The Poissy factory doesn't close, but it stops making cars. Isn't that a loss?
It's a transformation. Poissy will handle recycling, spare parts, and component manufacturing—work that's essential but doesn't require a full assembly line. It keeps the site alive and the workforce employed, just in different roles. That matters politically and practically in France.
Why focus so heavily on segments A, B, and C? Those are the cheapest cars.
Because that's where Europeans actually buy. Those three segments dominate the market. Stellantis is saying: we're not chasing luxury or niche vehicles. We're going to own the affordable space and do it better than anyone else. The sub-15,000-euro electric car is a direct statement about that priority.
What's the real significance of the Leapmotor deal?

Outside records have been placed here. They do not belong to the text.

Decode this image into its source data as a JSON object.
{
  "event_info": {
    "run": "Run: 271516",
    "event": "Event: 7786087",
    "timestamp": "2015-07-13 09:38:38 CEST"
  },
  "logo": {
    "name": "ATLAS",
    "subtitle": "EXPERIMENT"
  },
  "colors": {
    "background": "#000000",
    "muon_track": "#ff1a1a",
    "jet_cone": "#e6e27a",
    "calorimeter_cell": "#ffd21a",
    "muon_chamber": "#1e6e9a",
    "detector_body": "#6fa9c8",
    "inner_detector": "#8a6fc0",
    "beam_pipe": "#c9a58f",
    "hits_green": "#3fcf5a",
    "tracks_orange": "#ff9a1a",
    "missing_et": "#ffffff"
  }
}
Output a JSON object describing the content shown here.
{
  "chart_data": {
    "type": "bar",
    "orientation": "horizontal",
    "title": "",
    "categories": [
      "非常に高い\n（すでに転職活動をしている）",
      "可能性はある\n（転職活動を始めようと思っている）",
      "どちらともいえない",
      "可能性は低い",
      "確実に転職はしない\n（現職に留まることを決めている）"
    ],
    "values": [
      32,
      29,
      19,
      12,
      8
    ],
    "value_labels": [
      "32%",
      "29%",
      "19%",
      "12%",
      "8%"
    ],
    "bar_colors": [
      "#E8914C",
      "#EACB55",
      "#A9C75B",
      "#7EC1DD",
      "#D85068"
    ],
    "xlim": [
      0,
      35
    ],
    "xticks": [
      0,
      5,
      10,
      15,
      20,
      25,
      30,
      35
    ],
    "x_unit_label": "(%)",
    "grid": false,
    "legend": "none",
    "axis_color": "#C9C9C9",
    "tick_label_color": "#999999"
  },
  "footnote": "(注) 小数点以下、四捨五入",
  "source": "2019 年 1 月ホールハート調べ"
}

It solves two problems at once. Leapmotor brings proven electric vehicle technology and manufacturing expertise from China, and it gives Stellantis a way to compete in the affordable EV market without building that capability from scratch. For Spain, it means Madrid and Zaragoza stay relevant and busy. Without those partnerships, those plants might have faced real pressure.
Is this plan realistic?
It's ambitious but not impossible. The company has the brands, the factories, and now the partnerships. The real test is execution—whether they can launch 50 vehicles on time, whether the Chinese partnerships actually deliver, whether European customers accept Leapmotor badging. That's where the plan could unravel.